The expression values were subjected to an ANOVA statistical test with three groups (TOP, MID, BOT), each composed of four biological replicates and, subsequently, to a false discovery rate (FDR) correction. Only the genes showing a corrected p-value < 0.05 were retained for downstream analysis. The obtained data were further filtered by removing those genes showing a maximum value of the means < 1 RPKM (this was done with the purpose of removing those contigs showing negligible changes in gene expression) and a maximum FC > 4 in absolute value. A total of 3268 contigs was obtained (Suppl.
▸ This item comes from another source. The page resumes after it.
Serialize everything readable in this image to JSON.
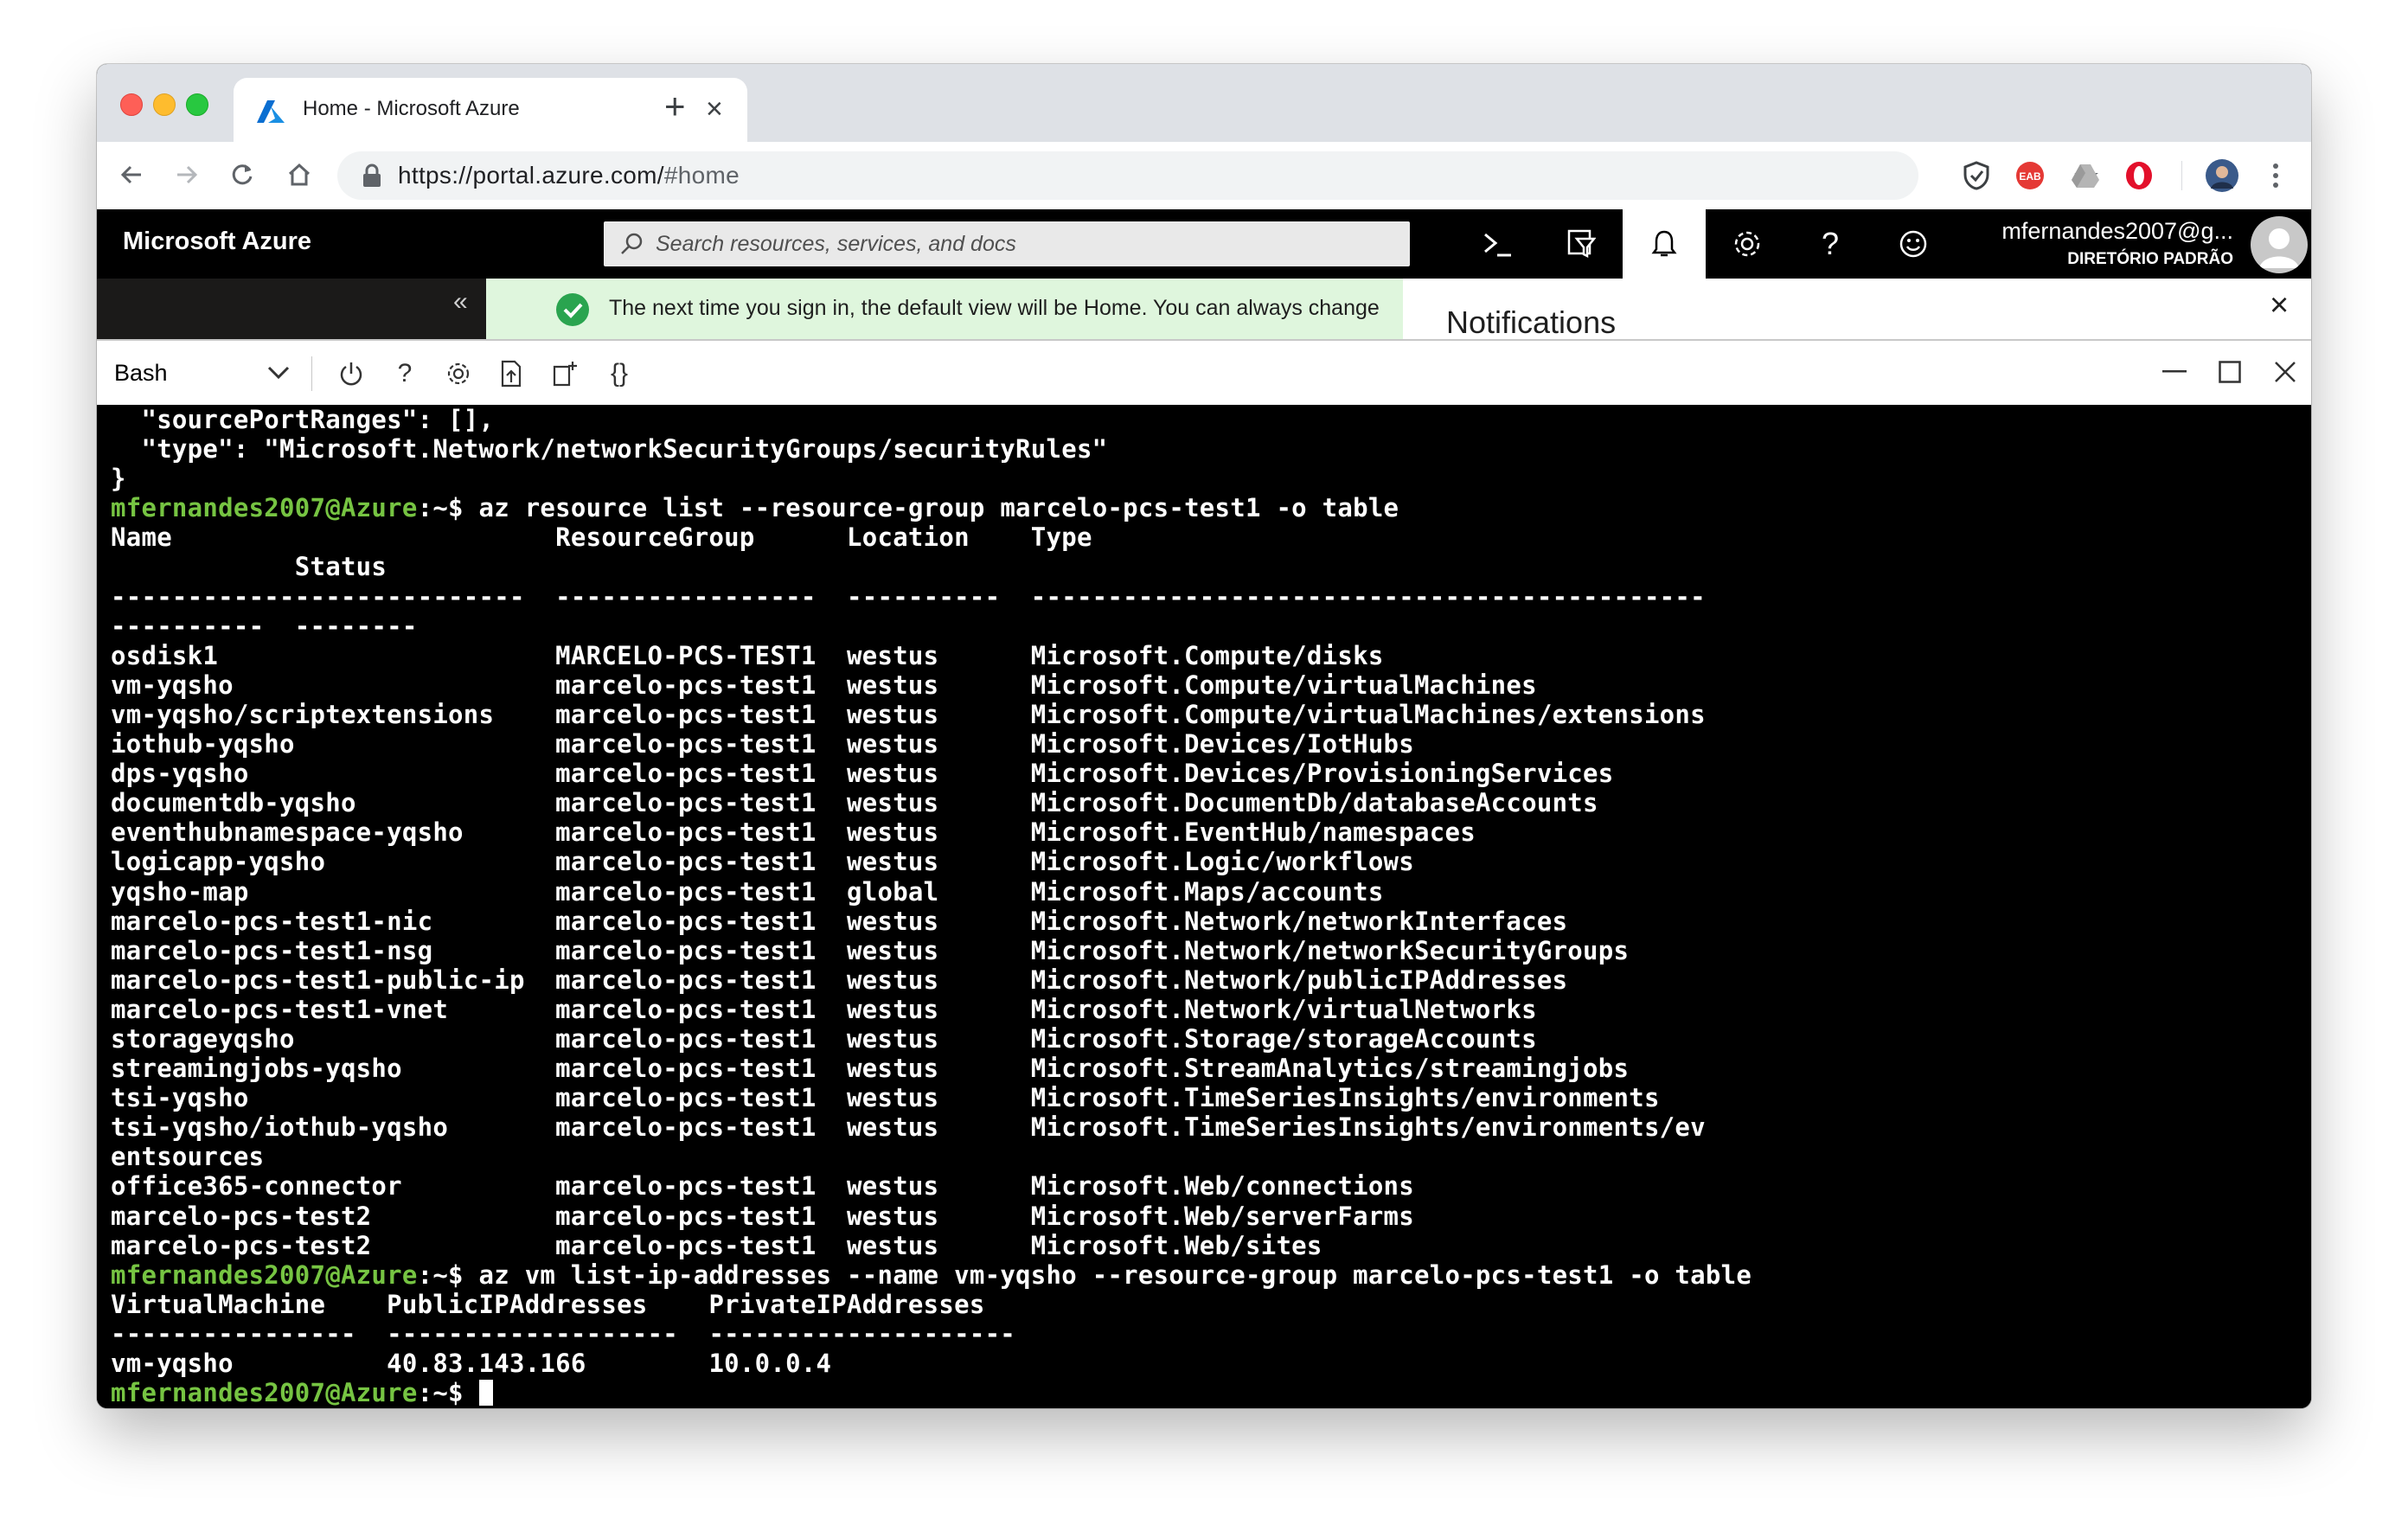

Dataset File).

Primer design

Primers were designed using Primer3Plus (http://www.bioinformatics.nl/cgi-bin/primer3plus/primer3plus.cgi/) and verified with the OligoAnalyzer 3.1 tool from Integrated DNA technologies (http://eu.idtdna.com/calc/analyzer). Primer efficiencies were checked via qPCR using a serial dilution of cDNA (from 10 ng to 0.0032 ng/µl). The primer sequences, amplicon length and Tm, amplification efficiencies and R2 are indicated in Suppl. Dataset File.
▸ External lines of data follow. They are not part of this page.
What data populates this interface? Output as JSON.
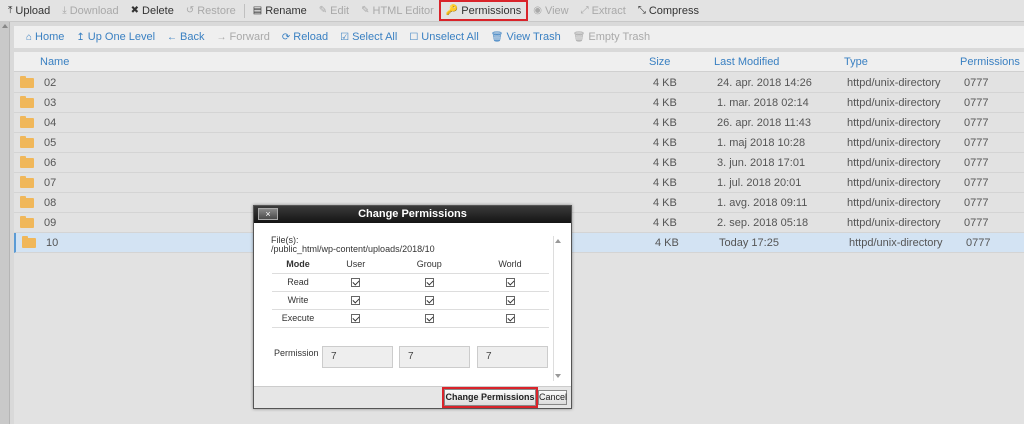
{
  "toolbar": {
    "upload": "Upload",
    "download": "Download",
    "delete": "Delete",
    "restore": "Restore",
    "rename": "Rename",
    "edit": "Edit",
    "html_editor": "HTML Editor",
    "permissions": "Permissions",
    "view": "View",
    "extract": "Extract",
    "compress": "Compress"
  },
  "nav": {
    "home": "Home",
    "up_one_level": "Up One Level",
    "back": "Back",
    "forward": "Forward",
    "reload": "Reload",
    "select_all": "Select All",
    "unselect_all": "Unselect All",
    "view_trash": "View Trash",
    "empty_trash": "Empty Trash"
  },
  "columns": {
    "name": "Name",
    "size": "Size",
    "modified": "Last Modified",
    "type": "Type",
    "permissions": "Permissions"
  },
  "files": [
    {
      "name": "02",
      "size": "4 KB",
      "modified": "24. apr. 2018 14:26",
      "type": "httpd/unix-directory",
      "perms": "0777"
    },
    {
      "name": "03",
      "size": "4 KB",
      "modified": "1. mar. 2018 02:14",
      "type": "httpd/unix-directory",
      "perms": "0777"
    },
    {
      "name": "04",
      "size": "4 KB",
      "modified": "26. apr. 2018 11:43",
      "type": "httpd/unix-directory",
      "perms": "0777"
    },
    {
      "name": "05",
      "size": "4 KB",
      "modified": "1. maj 2018 10:28",
      "type": "httpd/unix-directory",
      "perms": "0777"
    },
    {
      "name": "06",
      "size": "4 KB",
      "modified": "3. jun. 2018 17:01",
      "type": "httpd/unix-directory",
      "perms": "0777"
    },
    {
      "name": "07",
      "size": "4 KB",
      "modified": "1. jul. 2018 20:01",
      "type": "httpd/unix-directory",
      "perms": "0777"
    },
    {
      "name": "08",
      "size": "4 KB",
      "modified": "1. avg. 2018 09:11",
      "type": "httpd/unix-directory",
      "perms": "0777"
    },
    {
      "name": "09",
      "size": "4 KB",
      "modified": "2. sep. 2018 05:18",
      "type": "httpd/unix-directory",
      "perms": "0777"
    },
    {
      "name": "10",
      "size": "4 KB",
      "modified": "Today 17:25",
      "type": "httpd/unix-directory",
      "perms": "0777",
      "selected": true
    }
  ],
  "dialog": {
    "title": "Change Permissions",
    "close": "×",
    "files_label": "File(s):",
    "files_path": "/public_html/wp-content/uploads/2018/10",
    "headers": {
      "mode": "Mode",
      "user": "User",
      "group": "Group",
      "world": "World"
    },
    "rows": {
      "read": "Read",
      "write": "Write",
      "execute": "Execute"
    },
    "permission_label": "Permission",
    "values": {
      "user": "7",
      "group": "7",
      "world": "7"
    },
    "checked": {
      "read": [
        true,
        true,
        true
      ],
      "write": [
        true,
        true,
        true
      ],
      "execute": [
        true,
        true,
        true
      ]
    },
    "submit": "Change Permissions",
    "cancel": "Cancel"
  },
  "colors": {
    "accent": "#3a80c2",
    "highlight": "#d9232a",
    "folder": "#f0b75a",
    "selected_row": "#d3e3f3"
  }
}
RNA-Seq validation with RT-qPCR

The RNA extracted using the above-mentioned protocol was retrotranscribed into cDNA using the ProtoScript II RTase (NEB) and random primers, according to the manufacturer’s instructions. The cDNA was diluted to 2 ng/µl and 2 µl were used for the RT-qPCR analysis in 384-wells microplates (10 µl final volume). An automated liquid handling robot (epMotion 5073) was used to prepare the microplates. The expression of each target gene was normalized using 2 reference genes (clathrin and F-Box), after screening the 12 reference genes described previously[12]. To check the specificity of the amplicons, a melt curve analysis was performed. The expression of the genes was calculated using qBasePLUS [69] by using the above-mentioned 2 reference genes.

Bioinformatic analysis

The annotation of the putative transcription factors (TFs) in the de novo assembly was carried out with PlantTFcat[70] (http://plantgrn.noble.org/PlantTFcat/), which gave a total of 2484 TFs (Suppl. Dataset File). The ICA was performed with the on-line program MetaGeneAlyse v1.7.1[71] (http://metagenealyse.mpimp-golm.mpg.de/). The Gene Ontology term Enrichment analysis (GOE) was performed as previously described[72] using Cytoscape (v3.4.0) with the ClueGO v2.3.2 plugin[73] (p-value < 0.05, Benjamini-Hochberg enrichment, gene ontology from level 3 to 8, kappa score set at 0.6). RNA-Seq RPKMs were log2 transformed and loaded for clustering and expression profile analysis in a data analytics software developed in-house. The software includes a Web-based user interface providing interactive data visualisation in the form of a parallel coordinates plot synchronised with 2D scatter plots of PCA projections; the user interface is backed by an R server providing the necessary statistical analyses, in particular correlation clustering and PCA projection of multidimensional data. The software allowed us to configure, execute and visually analyse the RNA-Seq RPKMs; notably, with it we were able to identify the clusters of genes shown in Fig. 1.